While it is willing to comply with authorities’ requirements, MSF added that such inspections “represent an opportunity for authorities to pursue political objectives under the guise of administrative procedures”.
It said that Italian authorities had detained NGO vessels on 13 occasions since 2019, four of which were currently detained, “leaving almost no lifesaving activities in the central Mediterranean Sea”.
Italian port authorities in Augusta declined to comment and the Transport and Infrastructure Ministry was not immediately available to comment.
A U.N. report in May said that the EU and member states were partly to blame for migrant deaths due to various factors including obstruction of humanitarian rescue efforts.
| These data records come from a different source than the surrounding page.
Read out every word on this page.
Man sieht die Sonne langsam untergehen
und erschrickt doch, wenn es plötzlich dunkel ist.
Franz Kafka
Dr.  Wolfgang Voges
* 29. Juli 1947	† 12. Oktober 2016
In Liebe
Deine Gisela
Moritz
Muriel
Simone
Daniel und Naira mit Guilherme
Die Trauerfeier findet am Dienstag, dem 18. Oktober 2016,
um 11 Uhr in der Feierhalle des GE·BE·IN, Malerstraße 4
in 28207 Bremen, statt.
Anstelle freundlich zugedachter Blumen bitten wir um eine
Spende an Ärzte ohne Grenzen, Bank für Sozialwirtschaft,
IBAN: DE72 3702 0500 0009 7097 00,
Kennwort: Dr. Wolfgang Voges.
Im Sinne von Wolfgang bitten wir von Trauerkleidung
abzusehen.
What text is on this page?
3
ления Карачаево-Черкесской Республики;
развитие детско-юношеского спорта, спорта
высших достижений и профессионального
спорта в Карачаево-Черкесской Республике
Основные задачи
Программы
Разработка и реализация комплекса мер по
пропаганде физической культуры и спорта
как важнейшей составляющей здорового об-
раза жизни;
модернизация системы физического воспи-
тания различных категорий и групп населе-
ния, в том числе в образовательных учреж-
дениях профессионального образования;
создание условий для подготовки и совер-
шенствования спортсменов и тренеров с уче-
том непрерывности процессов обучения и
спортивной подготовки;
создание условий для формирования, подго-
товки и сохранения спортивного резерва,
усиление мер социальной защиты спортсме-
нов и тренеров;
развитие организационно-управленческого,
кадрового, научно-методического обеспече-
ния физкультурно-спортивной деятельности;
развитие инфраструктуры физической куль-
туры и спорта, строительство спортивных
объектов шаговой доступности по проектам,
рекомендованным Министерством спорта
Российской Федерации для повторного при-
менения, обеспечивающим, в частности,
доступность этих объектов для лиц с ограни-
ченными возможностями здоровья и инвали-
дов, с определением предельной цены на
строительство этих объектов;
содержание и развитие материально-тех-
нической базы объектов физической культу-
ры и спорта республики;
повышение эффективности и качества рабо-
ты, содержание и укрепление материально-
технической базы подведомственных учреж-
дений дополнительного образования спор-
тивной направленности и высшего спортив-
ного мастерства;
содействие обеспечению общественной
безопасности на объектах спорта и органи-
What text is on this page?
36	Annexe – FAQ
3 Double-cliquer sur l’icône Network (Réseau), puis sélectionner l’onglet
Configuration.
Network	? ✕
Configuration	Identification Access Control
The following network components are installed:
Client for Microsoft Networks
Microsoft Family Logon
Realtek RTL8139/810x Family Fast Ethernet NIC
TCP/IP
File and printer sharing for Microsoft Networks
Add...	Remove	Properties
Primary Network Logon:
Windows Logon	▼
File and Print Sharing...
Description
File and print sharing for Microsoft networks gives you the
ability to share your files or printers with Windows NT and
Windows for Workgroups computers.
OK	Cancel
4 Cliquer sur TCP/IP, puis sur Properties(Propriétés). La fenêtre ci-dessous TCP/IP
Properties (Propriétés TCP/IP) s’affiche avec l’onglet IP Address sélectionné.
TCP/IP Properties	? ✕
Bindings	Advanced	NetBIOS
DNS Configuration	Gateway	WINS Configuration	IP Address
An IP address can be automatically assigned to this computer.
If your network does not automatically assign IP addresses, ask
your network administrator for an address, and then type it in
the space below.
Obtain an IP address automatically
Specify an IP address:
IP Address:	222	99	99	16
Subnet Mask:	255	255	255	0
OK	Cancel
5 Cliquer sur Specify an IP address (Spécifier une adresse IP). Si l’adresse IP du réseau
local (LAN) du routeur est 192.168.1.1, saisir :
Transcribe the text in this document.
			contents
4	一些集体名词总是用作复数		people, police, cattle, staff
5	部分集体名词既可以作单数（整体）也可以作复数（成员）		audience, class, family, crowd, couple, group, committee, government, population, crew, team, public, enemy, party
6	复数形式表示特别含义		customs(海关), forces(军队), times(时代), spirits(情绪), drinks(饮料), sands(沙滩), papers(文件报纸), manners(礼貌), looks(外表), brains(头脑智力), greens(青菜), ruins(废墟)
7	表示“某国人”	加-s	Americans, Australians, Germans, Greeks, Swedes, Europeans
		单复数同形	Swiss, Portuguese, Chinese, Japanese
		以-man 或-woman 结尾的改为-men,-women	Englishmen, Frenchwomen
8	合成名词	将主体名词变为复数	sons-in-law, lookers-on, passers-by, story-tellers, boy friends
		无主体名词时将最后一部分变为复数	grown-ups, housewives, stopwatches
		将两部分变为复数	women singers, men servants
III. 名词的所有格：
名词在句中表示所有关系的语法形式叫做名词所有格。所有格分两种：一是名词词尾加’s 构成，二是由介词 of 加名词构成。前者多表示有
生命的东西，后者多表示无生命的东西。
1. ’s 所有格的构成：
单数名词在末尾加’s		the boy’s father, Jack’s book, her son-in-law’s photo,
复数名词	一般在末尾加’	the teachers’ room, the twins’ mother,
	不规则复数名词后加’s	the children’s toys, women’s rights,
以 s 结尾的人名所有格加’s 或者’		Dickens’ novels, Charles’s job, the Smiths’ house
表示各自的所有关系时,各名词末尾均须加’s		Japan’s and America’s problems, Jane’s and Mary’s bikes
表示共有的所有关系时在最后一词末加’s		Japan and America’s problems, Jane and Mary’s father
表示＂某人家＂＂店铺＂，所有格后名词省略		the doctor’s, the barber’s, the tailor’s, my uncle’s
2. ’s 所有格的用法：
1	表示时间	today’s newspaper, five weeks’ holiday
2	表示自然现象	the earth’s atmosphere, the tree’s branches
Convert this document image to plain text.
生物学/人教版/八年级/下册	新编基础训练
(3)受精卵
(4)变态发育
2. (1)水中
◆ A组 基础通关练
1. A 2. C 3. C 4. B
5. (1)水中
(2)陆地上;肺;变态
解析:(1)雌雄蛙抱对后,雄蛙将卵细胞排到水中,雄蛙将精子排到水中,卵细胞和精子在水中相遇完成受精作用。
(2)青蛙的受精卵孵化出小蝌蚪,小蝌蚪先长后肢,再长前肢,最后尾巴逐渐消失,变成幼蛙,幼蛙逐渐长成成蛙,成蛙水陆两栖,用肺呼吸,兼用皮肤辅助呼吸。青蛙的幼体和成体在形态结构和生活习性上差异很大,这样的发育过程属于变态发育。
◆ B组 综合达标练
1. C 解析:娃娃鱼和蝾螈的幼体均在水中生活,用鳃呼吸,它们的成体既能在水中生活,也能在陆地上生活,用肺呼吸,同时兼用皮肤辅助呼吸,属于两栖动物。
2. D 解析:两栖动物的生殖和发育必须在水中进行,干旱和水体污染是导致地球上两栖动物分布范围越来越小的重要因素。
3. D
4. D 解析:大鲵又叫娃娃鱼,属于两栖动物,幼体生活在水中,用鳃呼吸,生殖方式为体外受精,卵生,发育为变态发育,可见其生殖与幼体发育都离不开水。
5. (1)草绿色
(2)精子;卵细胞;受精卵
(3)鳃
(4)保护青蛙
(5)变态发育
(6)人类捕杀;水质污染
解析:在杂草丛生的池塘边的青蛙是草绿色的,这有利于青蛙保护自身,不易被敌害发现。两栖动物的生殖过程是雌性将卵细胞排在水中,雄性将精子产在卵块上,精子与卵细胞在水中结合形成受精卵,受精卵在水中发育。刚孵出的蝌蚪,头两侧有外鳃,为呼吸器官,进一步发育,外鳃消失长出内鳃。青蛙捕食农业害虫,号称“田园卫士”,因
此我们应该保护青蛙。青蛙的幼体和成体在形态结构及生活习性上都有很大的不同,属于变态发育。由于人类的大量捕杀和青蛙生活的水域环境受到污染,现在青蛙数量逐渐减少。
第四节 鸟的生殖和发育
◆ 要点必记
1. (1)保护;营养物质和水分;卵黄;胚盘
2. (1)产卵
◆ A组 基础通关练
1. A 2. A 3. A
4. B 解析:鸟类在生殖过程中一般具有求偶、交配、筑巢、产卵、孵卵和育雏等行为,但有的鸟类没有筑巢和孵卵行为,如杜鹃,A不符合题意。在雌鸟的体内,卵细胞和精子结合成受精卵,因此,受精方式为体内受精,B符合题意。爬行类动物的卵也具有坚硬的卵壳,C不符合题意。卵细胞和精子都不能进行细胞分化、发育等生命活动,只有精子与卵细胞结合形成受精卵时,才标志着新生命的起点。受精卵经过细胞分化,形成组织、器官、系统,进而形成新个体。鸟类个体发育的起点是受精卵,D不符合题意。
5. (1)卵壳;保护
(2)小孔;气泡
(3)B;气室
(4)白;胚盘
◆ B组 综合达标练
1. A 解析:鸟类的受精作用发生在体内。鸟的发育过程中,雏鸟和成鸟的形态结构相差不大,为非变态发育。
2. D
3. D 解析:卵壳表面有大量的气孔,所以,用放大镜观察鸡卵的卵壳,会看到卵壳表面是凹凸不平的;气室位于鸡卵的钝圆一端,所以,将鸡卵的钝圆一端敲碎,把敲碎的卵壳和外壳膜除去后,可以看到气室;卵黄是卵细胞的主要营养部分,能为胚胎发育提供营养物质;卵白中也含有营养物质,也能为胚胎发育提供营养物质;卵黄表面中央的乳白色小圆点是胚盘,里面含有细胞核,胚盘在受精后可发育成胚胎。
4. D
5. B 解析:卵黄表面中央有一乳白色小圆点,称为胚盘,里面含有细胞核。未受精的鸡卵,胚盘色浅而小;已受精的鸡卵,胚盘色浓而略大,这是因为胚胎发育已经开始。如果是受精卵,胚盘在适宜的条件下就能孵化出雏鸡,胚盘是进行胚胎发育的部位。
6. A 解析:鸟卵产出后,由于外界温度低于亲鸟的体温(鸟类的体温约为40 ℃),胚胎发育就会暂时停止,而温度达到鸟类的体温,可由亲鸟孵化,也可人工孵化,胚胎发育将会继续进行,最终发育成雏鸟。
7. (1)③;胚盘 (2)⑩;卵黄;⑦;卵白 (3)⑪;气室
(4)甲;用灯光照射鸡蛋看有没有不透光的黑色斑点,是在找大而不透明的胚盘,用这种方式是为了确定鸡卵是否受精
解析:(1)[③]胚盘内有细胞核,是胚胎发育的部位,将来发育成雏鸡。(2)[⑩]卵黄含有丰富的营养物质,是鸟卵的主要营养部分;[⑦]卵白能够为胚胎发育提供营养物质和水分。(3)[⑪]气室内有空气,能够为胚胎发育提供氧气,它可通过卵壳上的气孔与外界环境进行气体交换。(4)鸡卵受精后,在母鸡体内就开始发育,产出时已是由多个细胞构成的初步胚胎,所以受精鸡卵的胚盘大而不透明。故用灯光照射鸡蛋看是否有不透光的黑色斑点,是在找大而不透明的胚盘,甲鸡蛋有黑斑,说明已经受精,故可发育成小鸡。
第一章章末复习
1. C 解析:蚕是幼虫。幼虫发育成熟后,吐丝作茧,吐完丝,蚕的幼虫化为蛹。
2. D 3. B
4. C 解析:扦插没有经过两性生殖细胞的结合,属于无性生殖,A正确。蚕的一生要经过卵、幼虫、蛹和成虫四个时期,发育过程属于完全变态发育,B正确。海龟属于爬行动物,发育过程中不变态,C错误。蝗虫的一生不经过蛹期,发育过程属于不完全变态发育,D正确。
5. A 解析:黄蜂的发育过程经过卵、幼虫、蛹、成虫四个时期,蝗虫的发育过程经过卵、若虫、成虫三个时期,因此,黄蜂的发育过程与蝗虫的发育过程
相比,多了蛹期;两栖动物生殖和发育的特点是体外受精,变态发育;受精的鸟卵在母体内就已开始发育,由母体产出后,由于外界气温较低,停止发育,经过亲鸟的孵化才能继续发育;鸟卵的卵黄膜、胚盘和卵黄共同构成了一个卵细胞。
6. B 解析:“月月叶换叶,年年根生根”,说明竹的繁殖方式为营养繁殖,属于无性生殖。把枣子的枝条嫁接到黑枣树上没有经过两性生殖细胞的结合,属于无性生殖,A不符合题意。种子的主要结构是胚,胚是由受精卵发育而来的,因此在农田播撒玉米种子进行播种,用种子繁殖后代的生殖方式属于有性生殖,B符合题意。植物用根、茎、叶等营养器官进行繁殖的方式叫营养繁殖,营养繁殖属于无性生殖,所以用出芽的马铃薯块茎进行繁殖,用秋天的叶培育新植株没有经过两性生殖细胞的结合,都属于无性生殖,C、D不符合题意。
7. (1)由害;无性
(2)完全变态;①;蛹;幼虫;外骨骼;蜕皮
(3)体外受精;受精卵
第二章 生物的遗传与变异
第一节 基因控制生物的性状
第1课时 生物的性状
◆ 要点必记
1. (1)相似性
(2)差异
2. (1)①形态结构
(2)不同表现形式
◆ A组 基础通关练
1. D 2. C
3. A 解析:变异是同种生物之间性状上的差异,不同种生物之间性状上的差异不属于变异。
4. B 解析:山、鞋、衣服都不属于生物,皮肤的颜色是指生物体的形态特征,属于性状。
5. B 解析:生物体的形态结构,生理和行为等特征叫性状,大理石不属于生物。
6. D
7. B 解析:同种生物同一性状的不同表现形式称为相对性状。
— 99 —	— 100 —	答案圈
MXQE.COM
The EU has not only cut back its own official search and rescue operations but governments have prevented humanitarian agencies from rescuing migrants in distress by impounding their vessels and targeting individuals with administrative and criminal proceedings, the report said.
The “Geo Barents” had rescued more than 400 people including dozens of unaccompanied children from rubber and wooden and fibreglass boats in back-to-back operations during June, an MSF spokesman told Reuters. Many were from countries experiencing conflict including Syria, Ethiopia and Mali.